A pile of money copyright Kativ/

Recent increases in health care spending are well documented, but less is known about what is spent for individual conditions, in different health care settings, and in various patient age groups. To assess health care spending across these categories, the investigators collected and analyzed data for 1996 through 2013 from nationally representative surveys of households, nationally representative surveys of medical facilities, insurance claims, government budgets, and other official records.

They grouped the data into six type-of-care categories: inpatient care, ambulatory care, emergency department care, nursing facility care, dental care, and prescribed pharmaceuticals. “Spending on the six types of personal health care was then disaggregated across 155 mutually exclusive and collectively exhaustive conditions and 38 age and sex groups,” with each sex being divided into 5-year age groups, the researchers noted.

Based on these data, the investigators came to the following conclusions:

• Twenty conditions accounted for approximately 58% of personal health care spending, which totaled an estimated $1.2 trillion in 2013.

• More resources were spent on diabetes than any other condition in 2013, at an estimated $101.4 billion. Prescribed medications accounted for nearly 60% of diabetes costs.

• The second-highest amount of health care spending was for ischemic heart disease, which accounted for $88.1 billion in 2013. Most such spending occurred in inpatient settings.

• Low-back and neck pain, comprising the third-highest level of spending, cost an estimated $87.6 billion. Approximately 60% of this spending occurred in ambulatory settings.

• Among all 155 conditions, spending for diabetes and low-back and neck pain increased the most during the 18-year study period.

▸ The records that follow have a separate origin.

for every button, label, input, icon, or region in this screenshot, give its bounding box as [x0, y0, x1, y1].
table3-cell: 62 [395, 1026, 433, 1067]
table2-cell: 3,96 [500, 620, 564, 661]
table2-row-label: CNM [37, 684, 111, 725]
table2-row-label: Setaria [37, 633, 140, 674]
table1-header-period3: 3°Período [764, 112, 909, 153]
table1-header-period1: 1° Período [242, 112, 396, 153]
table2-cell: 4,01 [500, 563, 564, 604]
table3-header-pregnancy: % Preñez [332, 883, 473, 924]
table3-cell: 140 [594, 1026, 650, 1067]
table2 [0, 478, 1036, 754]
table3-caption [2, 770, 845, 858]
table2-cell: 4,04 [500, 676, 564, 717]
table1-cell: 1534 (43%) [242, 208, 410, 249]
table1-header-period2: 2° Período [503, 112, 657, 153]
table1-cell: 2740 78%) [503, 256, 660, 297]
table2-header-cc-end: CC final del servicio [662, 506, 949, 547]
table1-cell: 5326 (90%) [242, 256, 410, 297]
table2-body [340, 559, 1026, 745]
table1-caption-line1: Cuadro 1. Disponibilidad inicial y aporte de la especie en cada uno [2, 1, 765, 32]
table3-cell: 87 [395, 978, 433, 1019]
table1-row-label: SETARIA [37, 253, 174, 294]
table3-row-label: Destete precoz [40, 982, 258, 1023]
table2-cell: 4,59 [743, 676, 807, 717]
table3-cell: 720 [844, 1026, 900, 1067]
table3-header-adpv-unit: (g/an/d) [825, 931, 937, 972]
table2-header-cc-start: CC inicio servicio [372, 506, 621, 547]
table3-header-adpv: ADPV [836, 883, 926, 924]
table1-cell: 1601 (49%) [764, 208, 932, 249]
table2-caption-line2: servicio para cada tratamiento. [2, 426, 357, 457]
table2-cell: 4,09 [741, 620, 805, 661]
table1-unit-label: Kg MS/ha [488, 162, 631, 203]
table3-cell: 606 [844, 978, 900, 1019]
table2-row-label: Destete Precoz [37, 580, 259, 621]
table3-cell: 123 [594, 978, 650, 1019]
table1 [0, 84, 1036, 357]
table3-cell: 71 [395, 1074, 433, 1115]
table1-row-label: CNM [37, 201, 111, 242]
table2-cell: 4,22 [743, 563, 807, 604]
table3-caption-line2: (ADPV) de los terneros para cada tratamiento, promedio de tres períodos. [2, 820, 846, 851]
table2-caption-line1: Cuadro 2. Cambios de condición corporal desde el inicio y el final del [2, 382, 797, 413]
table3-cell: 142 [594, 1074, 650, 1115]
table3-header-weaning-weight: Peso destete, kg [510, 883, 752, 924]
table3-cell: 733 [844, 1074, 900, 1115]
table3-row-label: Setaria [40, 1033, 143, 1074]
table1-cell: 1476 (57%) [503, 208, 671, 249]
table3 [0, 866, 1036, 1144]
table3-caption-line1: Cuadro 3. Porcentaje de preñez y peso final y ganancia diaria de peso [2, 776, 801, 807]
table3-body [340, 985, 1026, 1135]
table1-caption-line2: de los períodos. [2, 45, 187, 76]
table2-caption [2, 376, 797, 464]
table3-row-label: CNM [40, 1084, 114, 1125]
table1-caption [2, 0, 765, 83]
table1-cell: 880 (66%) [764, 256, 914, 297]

• Among all six types of care, spending on pharmaceuticals and emergency care increased the most during the study period.

It is important to note that for the purposes of this study, cancer was disaggregated into 29 separate conditions, and none of them placed in the top 20 for health care spending, Dr. Dieleman and his associates noted (JAMA. 2016;316[24]:2627-46. doi: 10.1001/jama.2016.16885).

When spending was categorized by patient age groups, working-age adults accounted for the greatest amount spent in 2013, estimated at $1,070.1 billion. But that was followed closely by patients aged 65 and older, who accounted for an estimated $796.5 billion, much of which was spent on care in nursing facilities. The smallest amount of health care spending was in children over age 1 and adolescents, who accounted for an estimated $233.5 billion.

Among the other study findings:

• Spending on pharmaceutical treatment of two conditions, hypertension and hyperlipidemia, increased at more than double the rate of total health care spending. It totaled an estimated $135.7 billion in 2013.

• Other top-20 conditions included falls, depression, skin disorders such as acne and eczema, sense disorders such as vision correction and hearing loss, dental care, urinary disorders, and lower respiratory tract infection.

This work was supported by the National Institute on Aging and the Vitality Institute. Dr. Dieleman and his associates reported having no relevant financial disclosures.